ML3 seminar / DecomNN
Artificial intelligence and machine learning models are a hotly debated topic in media studies, and contemporary life. We created this course to introduce students with a background in humanity studies, to the technological background of machine learning, its concepts but likewise its ideas behind the working behavior. So yes, this course does include mathematics. However, it does not focus on the mathematical definition, but rather tries to foster a deeper understanding on how machine learning model are capable of learning various disciplines. We want that students develop more technical understanding to be able having deeper discussions about machine learning regarding areas like computer vision, generative networks or language models.

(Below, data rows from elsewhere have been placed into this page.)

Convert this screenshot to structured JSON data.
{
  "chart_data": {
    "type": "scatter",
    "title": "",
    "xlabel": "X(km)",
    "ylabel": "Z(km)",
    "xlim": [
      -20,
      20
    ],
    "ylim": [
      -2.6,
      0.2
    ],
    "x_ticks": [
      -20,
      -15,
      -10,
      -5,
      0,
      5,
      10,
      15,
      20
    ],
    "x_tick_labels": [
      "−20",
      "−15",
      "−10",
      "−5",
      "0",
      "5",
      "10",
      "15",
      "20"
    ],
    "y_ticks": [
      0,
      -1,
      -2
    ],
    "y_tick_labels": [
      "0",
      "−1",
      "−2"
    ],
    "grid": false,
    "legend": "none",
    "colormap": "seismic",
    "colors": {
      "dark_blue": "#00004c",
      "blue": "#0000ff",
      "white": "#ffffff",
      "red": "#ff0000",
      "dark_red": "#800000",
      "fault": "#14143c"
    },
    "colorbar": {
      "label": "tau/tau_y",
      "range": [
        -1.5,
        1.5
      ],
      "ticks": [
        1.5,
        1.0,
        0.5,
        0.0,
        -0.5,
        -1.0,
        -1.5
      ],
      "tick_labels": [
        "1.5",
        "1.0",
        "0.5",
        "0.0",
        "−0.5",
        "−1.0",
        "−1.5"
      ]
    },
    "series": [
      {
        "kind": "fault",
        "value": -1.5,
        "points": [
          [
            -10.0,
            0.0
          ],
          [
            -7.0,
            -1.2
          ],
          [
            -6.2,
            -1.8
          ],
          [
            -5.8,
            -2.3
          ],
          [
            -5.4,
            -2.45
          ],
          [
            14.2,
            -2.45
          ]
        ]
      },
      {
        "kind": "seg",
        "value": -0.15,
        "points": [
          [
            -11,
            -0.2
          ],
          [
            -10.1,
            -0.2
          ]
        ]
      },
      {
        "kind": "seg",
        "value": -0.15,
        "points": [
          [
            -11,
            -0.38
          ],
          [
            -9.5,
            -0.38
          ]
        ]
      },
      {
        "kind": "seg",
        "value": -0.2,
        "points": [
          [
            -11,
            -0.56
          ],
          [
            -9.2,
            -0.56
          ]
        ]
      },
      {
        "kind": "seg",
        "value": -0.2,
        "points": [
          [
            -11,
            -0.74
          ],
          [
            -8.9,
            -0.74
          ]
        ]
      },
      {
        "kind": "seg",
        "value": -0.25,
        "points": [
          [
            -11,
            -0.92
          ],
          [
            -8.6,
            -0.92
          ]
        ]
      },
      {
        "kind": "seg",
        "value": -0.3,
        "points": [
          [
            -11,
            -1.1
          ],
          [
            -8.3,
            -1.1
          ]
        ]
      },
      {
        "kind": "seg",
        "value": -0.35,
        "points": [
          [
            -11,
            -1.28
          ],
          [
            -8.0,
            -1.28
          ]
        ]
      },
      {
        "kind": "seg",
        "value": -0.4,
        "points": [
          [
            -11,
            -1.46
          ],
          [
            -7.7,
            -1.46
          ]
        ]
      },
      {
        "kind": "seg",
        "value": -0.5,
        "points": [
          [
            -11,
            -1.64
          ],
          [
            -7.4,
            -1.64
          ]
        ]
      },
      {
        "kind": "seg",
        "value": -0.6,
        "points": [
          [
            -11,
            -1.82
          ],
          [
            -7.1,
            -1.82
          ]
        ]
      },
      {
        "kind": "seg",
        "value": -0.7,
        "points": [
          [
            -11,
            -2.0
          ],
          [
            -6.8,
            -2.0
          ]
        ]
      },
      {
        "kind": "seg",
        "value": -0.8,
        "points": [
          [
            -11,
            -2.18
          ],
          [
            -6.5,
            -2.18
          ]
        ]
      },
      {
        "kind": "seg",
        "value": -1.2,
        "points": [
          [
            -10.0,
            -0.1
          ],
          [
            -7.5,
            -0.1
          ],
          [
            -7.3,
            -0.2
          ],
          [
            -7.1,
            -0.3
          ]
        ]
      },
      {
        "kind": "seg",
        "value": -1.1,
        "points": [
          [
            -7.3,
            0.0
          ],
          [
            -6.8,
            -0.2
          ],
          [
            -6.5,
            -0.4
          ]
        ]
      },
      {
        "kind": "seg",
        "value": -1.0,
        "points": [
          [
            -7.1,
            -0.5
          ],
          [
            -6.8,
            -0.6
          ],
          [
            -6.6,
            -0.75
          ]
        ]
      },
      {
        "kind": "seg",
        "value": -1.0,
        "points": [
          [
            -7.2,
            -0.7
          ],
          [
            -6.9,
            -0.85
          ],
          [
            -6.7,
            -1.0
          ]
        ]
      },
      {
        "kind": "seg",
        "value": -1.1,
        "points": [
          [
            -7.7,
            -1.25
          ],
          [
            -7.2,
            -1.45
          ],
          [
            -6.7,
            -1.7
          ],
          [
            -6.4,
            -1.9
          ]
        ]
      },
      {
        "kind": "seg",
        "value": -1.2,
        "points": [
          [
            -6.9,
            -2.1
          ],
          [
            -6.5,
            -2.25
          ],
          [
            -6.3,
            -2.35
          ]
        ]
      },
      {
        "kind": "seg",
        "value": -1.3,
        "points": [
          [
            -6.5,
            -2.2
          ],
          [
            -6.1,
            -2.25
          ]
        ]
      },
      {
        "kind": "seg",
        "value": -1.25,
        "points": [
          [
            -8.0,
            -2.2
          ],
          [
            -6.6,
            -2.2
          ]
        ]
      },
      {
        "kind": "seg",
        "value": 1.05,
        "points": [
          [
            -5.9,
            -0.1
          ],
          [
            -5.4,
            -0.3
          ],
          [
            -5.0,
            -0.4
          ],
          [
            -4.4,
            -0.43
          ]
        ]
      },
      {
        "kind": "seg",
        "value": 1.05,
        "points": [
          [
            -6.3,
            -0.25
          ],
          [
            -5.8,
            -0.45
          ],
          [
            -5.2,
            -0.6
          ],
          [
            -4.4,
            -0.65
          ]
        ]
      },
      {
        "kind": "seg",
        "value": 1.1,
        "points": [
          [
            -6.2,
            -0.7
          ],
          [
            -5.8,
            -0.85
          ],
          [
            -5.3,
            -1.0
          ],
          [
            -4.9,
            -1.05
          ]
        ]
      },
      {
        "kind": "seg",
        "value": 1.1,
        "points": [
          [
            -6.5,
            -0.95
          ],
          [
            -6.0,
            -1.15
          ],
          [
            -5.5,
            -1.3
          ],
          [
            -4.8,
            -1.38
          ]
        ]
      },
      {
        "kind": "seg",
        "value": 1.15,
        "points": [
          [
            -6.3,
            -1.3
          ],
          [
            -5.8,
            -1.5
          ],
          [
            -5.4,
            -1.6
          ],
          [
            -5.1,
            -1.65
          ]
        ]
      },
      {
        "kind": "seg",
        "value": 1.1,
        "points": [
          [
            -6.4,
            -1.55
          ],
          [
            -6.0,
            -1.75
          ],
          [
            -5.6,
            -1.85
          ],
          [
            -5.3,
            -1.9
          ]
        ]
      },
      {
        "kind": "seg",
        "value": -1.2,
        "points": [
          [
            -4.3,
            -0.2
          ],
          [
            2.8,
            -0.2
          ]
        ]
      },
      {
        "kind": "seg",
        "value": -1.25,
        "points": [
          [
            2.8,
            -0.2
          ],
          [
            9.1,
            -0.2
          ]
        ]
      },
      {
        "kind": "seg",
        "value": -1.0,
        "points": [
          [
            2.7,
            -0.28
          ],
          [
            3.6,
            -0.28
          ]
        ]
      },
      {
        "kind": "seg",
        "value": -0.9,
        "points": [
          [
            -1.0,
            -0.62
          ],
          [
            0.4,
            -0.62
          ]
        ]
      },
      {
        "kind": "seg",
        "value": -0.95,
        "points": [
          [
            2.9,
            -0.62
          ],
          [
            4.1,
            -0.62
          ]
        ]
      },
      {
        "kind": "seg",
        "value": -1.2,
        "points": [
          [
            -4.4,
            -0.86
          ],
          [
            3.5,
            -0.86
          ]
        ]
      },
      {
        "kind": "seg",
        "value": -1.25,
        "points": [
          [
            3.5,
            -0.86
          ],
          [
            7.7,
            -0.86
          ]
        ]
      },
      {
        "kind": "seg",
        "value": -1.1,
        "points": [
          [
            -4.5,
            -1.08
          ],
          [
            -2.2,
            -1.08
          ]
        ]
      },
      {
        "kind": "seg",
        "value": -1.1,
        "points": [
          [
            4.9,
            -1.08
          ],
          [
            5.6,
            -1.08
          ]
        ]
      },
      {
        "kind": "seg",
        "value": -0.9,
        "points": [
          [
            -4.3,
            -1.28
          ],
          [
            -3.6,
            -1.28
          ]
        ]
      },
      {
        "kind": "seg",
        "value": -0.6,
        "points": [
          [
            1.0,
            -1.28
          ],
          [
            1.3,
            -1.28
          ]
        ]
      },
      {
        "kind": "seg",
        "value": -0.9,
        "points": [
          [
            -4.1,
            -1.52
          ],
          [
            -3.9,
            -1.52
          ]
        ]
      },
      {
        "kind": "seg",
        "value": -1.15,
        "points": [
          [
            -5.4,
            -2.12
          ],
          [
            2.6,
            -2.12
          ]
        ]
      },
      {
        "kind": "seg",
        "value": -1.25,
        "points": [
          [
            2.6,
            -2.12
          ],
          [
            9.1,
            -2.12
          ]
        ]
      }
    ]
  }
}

Jennifer Matthiesen is a PhD student at the Machine Learning Group of Prof. Dr. Ulf Brefeld at the Leuphana University of Lüneburg. Her research focusses on is to investigate mouse movement for determining users, user intention and behaviour. The aim is to leverage machine learning techniques to investigate data from mouse movements to identify single users and predict the short- and long-term behaviour of users.

Tino Paulsen is a research associate at the Leuphana University of Lüneburg and a PhD student at the Machine Learning Group of Prof. Dr. Ulf Brefeld. He has a background in psychology, mathematics and datascience. While his work is centered around anomaly detection, his research has a special focus on non-euclidean geometry (e.g. hyperbolic space) and how to incorporate them in deep learning methods.